The use of dual barrel injectors is preferred, as the saline flush helps reduce artifact from dense contrast in the SVC and RA. We avoid test bolus timing in patients scanned while in AF as, in our experience; this frequently results in suboptimal LA opacification presumably due to underlying heart rate variability (and therefore altered transit time) between timing bolus evaluation and scan time. Scan parameters for ECG gated and non-ECG gated scan techniques on 16 and lower slice scanners are detailed elsewhere.34,38–41 Our technique on the 64-slice scanner for non-ECG gated examinations is equivalent to that on the 16-slice scanner. However, for ECG gated examinations on the 64-slice scanner, we found that modifying our injector protocol to the 3-phase scanning bolus used for coronary artery CT angiography works well. In our experience, test bolus timing for the aortic root instead of the LA, allows for the potential of slow LAA filling without compromising LA enhancement.

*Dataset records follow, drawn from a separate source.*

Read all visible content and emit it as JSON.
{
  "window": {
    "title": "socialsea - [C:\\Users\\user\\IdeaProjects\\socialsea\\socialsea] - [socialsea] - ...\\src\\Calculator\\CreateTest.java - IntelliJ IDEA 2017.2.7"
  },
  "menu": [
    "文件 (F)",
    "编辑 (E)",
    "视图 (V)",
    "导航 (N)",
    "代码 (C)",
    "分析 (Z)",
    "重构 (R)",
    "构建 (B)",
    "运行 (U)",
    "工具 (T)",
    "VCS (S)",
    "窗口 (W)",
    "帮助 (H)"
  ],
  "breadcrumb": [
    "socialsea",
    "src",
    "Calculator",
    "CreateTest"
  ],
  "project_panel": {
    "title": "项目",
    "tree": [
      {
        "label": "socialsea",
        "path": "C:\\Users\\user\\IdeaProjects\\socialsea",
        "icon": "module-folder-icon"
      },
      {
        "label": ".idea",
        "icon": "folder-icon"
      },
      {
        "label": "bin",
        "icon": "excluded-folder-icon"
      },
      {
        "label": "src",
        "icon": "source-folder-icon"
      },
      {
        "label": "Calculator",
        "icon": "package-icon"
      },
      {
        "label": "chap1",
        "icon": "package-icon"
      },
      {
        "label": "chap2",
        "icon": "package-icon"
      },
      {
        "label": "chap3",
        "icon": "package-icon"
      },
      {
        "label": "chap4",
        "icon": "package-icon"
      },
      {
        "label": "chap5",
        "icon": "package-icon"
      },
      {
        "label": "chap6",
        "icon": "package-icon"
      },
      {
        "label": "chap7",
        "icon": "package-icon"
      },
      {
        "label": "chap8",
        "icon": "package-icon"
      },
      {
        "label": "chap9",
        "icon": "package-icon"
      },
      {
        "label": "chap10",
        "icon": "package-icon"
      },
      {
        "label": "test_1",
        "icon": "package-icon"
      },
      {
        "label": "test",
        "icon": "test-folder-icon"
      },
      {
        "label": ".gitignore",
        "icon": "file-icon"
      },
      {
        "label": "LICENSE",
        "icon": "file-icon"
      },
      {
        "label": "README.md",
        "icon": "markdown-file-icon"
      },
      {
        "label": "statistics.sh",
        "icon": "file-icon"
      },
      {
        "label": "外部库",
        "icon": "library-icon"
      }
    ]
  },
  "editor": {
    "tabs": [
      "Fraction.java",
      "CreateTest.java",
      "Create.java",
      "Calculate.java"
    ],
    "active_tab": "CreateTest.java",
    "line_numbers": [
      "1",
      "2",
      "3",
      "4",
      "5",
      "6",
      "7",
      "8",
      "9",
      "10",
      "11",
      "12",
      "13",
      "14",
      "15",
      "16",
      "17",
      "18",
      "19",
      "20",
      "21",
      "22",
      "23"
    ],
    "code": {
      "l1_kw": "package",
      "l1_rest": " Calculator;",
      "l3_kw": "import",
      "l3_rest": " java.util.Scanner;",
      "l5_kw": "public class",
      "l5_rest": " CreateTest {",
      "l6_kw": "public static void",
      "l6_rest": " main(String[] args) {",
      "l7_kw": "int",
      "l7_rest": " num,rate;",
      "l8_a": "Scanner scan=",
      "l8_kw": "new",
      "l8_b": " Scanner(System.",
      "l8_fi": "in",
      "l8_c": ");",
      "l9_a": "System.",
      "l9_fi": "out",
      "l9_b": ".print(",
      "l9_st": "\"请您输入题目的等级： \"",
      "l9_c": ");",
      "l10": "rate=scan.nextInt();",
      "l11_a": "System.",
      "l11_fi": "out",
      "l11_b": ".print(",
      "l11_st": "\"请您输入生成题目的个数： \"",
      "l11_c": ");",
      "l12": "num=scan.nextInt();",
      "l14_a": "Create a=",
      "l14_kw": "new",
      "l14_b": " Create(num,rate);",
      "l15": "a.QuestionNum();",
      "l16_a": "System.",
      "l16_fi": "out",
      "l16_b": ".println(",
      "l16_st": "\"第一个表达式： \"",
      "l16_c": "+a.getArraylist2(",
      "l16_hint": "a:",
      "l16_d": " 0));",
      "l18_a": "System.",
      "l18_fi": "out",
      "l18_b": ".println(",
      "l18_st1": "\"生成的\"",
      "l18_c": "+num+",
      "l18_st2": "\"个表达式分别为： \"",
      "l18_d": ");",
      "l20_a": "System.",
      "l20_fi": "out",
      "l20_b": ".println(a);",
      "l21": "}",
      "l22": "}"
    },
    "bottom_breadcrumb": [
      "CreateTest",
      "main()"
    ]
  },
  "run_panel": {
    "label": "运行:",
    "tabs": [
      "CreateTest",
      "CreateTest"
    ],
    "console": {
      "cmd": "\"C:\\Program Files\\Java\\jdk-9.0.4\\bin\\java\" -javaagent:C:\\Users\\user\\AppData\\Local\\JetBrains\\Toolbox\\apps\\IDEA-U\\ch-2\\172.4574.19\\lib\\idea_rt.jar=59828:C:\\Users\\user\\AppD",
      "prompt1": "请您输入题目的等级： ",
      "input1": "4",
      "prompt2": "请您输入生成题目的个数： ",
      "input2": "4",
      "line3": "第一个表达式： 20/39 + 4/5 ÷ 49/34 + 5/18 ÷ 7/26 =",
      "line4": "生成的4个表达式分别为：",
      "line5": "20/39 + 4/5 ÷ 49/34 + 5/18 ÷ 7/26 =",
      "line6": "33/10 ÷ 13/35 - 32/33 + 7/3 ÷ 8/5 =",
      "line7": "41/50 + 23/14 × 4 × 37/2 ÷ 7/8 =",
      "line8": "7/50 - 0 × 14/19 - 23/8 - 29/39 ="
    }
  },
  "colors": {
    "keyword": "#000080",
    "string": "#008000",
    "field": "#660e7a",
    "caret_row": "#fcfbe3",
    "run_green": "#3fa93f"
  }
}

Following image acquisition, the ECG gated images are reconstructed at the desired phase of the R-R interval (usually 85%). The axial source images are reviewed and 3-dimensional models of the LA, LAA and distal pulmonary veins are created from both epicardial (extra-atrial) and endocardial (intra-atrial) vantages. Ostial or pulmonary vein measurements are performed using multiplanar reformatted images orthogonal to the pulmonary vein ostia. Maximum pulmonary vein ostial diameters occur during late atrial diastole (approximately 85% R-R) and minimum diameter occurs during atrial systole (approximately 15% R-R)28 (Fig. 4). Using steady state free precession cine MRI, Lickfett et al28 reported a 32.5% phasic change in pulmonary vein ostial diameters and a 7.2-mm mean phasic change in ostial positions. Using ECG gated MDCT, Choi et al27 documented similar phasic variation of the pulmonary vein ostia.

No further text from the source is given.